低面内性能损伤的Z-pin增韧技术研究

doi:10.19936/j.cnki.2096-8000.20211128.010

复合材料科学与工程 ›› 2021, Vol. 0 ›› Issue (11): 62-68.DOI: 10.19936/j.cnki.2096-8000.20211128.010

低面内性能损伤的Z-pin增韧技术研究

严斌¹, 李向前², 尹明鑫¹, 刘维伟^1*, 陈巍², 马承燕¹

1.西北工业大学机电学院,西安710072;
2.中国航发上海商用航空发动机制造有限责任公司,上海200241

收稿日期:2021-03-23 出版日期:2021-11-28 发布日期:2021-12-13
通讯作者: 刘维伟(1970-),男,博士,副教授,主要从事先进复合材料结构设计与制造方面的研究,liuww@nwpu.edu.cn。
作者简介:严斌(1996-),男,硕士,主要从事复合材料层间增韧方面的研究。
基金资助:
中航工业商发改善铺层复材面内性能的Z-pin植入方式研究项目资助(MC050079);中航复材复合材料风扇叶片成型工艺关键技术研究项目资助(KF050056)

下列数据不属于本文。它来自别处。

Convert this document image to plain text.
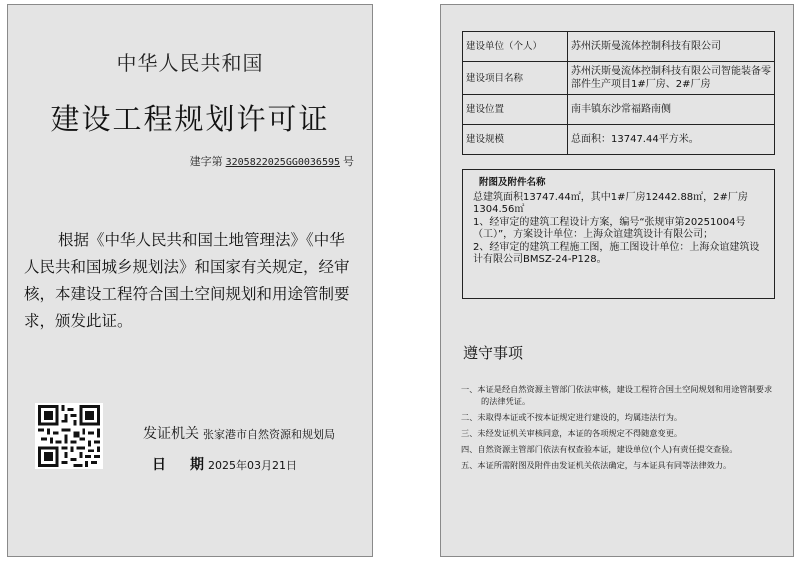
中华人民共和国
建设工程规划许可证
建字第 3205822025GG0036595 号
根据《中华人民共和国土地管理法》《中华人民共和国城乡规划法》和国家有关规定，经审核，本建设工程符合国土空间规划和用途管制要求，颁发此证。
发证机关 张家港市自然资源和规划局
日期2025年03月21日
建设单位（个人）	苏州沃斯曼流体控制科技有限公司
建设项目名称	苏州沃斯曼流体控制科技有限公司智能装备零部件生产项目1#厂房、2#厂房
建设位置	南丰镇东沙常福路南侧
建设规模	总面积：13747.44平方米。
附图及附件名称
总建筑面积13747.44㎡，其中1#厂房12442.88㎡，2#厂房1304.56㎡
1、经审定的建筑工程设计方案，编号“张规审第20251004号（工）”，方案设计单位：上海众谊建筑设计有限公司；
2、经审定的建筑工程施工图，施工图设计单位：上海众谊建筑设计有限公司BMSZ-24-P128。
遵守事项
一、本证是经自然资源主管部门依法审核，建设工程符合国土空间规划和用途管制要求的法律凭证。
二、未取得本证或不按本证规定进行建设的，均属违法行为。
三、未经发证机关审核同意，本证的各项规定不得随意变更。
四、自然资源主管部门依法有权查验本证，建设单位(个人)有责任提交查验。
五、本证所需附图及附件由发证机关依法确定，与本证具有同等法律效力。
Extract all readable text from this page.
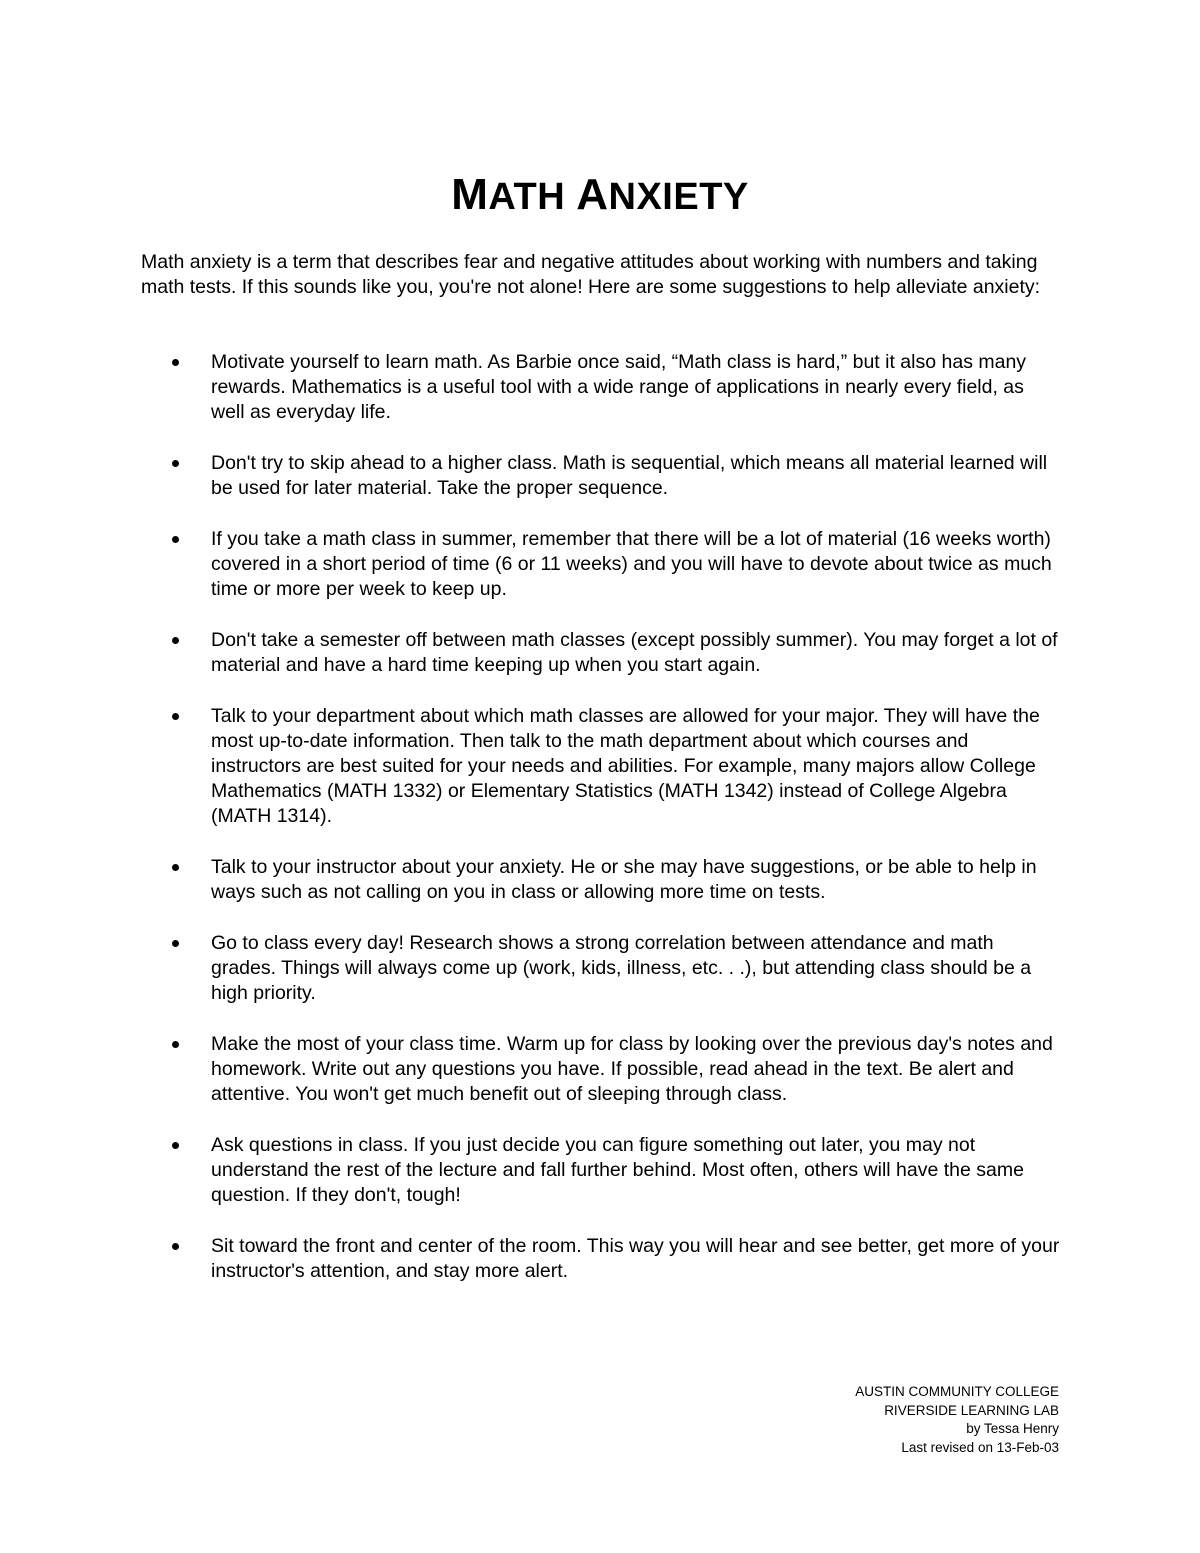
MATH ANXIETY

Math anxiety is a term that describes fear and negative attitudes about working with numbers and taking math tests. If this sounds like you, you're not alone! Here are some suggestions to help alleviate anxiety:

Motivate yourself to learn math. As Barbie once said, “Math class is hard,” but it also has many rewards. Mathematics is a useful tool with a wide range of applications in nearly every field, as well as everyday life.
Don't try to skip ahead to a higher class. Math is sequential, which means all material learned will be used for later material. Take the proper sequence.
If you take a math class in summer, remember that there will be a lot of material (16 weeks worth) covered in a short period of time (6 or 11 weeks) and you will have to devote about twice as much time or more per week to keep up.
Don't take a semester off between math classes (except possibly summer). You may forget a lot of material and have a hard time keeping up when you start again.
Talk to your department about which math classes are allowed for your major. They will have the most up-to-date information. Then talk to the math department about which courses and instructors are best suited for your needs and abilities. For example, many majors allow College Mathematics (MATH 1332) or Elementary Statistics (MATH 1342) instead of College Algebra (MATH 1314).
Talk to your instructor about your anxiety. He or she may have suggestions, or be able to help in ways such as not calling on you in class or allowing more time on tests.
Go to class every day! Research shows a strong correlation between attendance and math grades. Things will always come up (work, kids, illness, etc. . .), but attending class should be a high priority.
Make the most of your class time. Warm up for class by looking over the previous day's notes and homework. Write out any questions you have. If possible, read ahead in the text. Be alert and attentive. You won't get much benefit out of sleeping through class.
Ask questions in class. If you just decide you can figure something out later, you may not understand the rest of the lecture and fall further behind. Most often, others will have the same question. If they don't, tough!
Sit toward the front and center of the room. This way you will hear and see better, get more of your instructor's attention, and stay more alert.
AUSTIN COMMUNITY COLLEGE
RIVERSIDE LEARNING LAB
by Tessa Henry
Last revised on 13-Feb-03
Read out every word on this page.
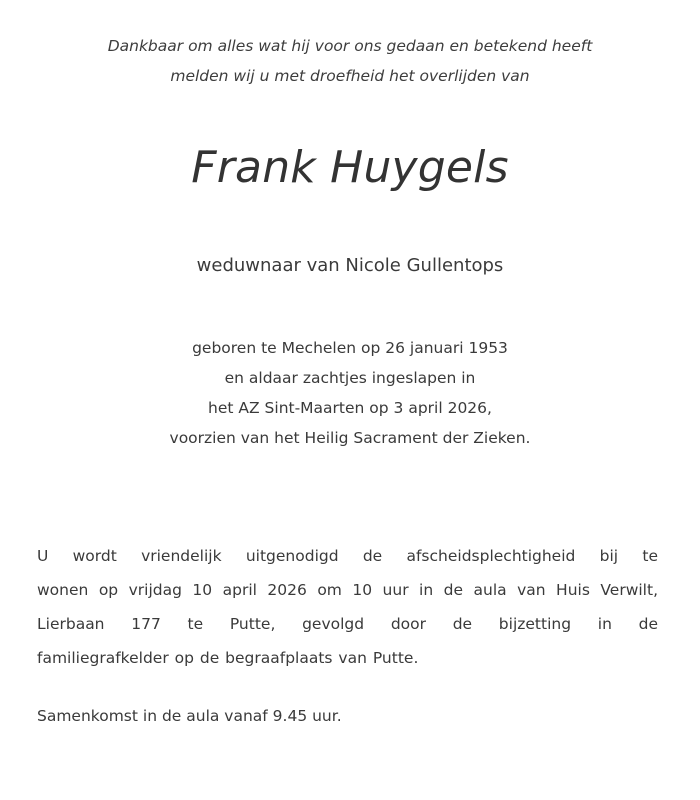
Dankbaar om alles wat hij voor ons gedaan en betekend heeft
melden wij u met droefheid het overlijden van
Frank Huygels
weduwnaar van Nicole Gullentops
geboren te Mechelen op 26 januari 1953
en aldaar zachtjes ingeslapen in
het AZ Sint-Maarten op 3 april 2026,
voorzien van het Heilig Sacrament der Zieken.
U wordt vriendelijk uitgenodigd de afscheidsplechtigheid bij te
wonen op vrijdag 10 april 2026 om 10 uur in de aula van Huis Verwilt,
Lierbaan 177 te Putte, gevolgd door de bijzetting in de
familiegrafkelder op de begraafplaats van Putte.
Samenkomst in de aula vanaf 9.45 uur.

Study on Z-pin enhancement technology with low in-plane damage

YAN Bin¹, LI Xiang-qian², YIN Ming-xin¹, LIU Wei-wei^1*, CHEN Wei², MA Cheng-yan¹

1. School of Mechanical Engineering, Northwestern Polytechnical University, Xi'an 710072, China;
2. AECC Shanghai Commercial Aviation Engine Manufacturing Co., Ltd., Shanghai 200241, China

Received:2021-03-23 Online:2021-11-28 Published:2021-12-13

摘要/Abstract

摘要： 通过弯曲、拉伸试验研究了Z-pin预制孔植入工艺在降低复合材料层合板面内性能损伤方面的表现。对固化后的Z-pin增强试件进行损伤检测发现Z-pin预制孔植入工艺可显著降低Z-pin植入后造成的纤维卷曲、绕流稀释及断裂等初始损伤。试验结果显示直径为0.28 mm的Z-pin采用预制孔植入工艺植入试件后,试件拉伸、弯曲强度分别只降低了3.02%和3.33%,这表明Z-pin预制孔植入工艺可显著降低对试件面内性能的损伤;直径为0.18 mm的Z-pin采用预制孔植入工艺植入试件后,试件拉伸、弯曲强度分别只降低了1.69%和1.12%,这说明细小直径Z-pin在实现试件层间增韧的同时能进一步降低其对试件面内性能的损伤。此外,通过对试件失效机制的分析得出:合理设置Z-pin的排布方式、尽量使用细小直径Z-pin、试件铺层设计中尽量减少0°铺层的使用等都有利于减轻对试件面内性能的损伤。

关键词: Z-pin, 复合材料, 拉伸性能, 弯曲性能, 低损伤

Abstract: This article presents an experimental investigation on the efficiency of the Z-pin pre-hole insertion process in reducing the in-plane damage while improving the delamination resistance of carbon fibre/epoxy laminates. The results show that the Z-pin pre-hole insertion process could reduce the fiber crimp, flow dilution and fracture. Specifically, the tensile strength and flexural strength of the laminates reinforced with Z-pin(0.28 mm in-diameter) were only reduced by 3.02% and 3.33%, respectively. It shows that Z-pin pre-hole insertion process could significantly reduce the in-plane damage of Z-pinned laminates. Furthermore, the tensile strength and flexural strength of the laminates reinforced with Z-pin(0.18 mm in-diameter) were only decreased by 1.69% and 1.12%, respectively. It shows that fine Z-pin could further reduce the in-plane damage of Z-pinned laminates while achieving interlaminar toughening. In addition, through the analysis of the failure mechanism of Z-pinned laminates, it is concluded that the in-plane damage of the laminates could be reduced by reasonably setting the arrangement of Z-pin, using fine Z-pin and reducing the use of 0° ply in design of layer.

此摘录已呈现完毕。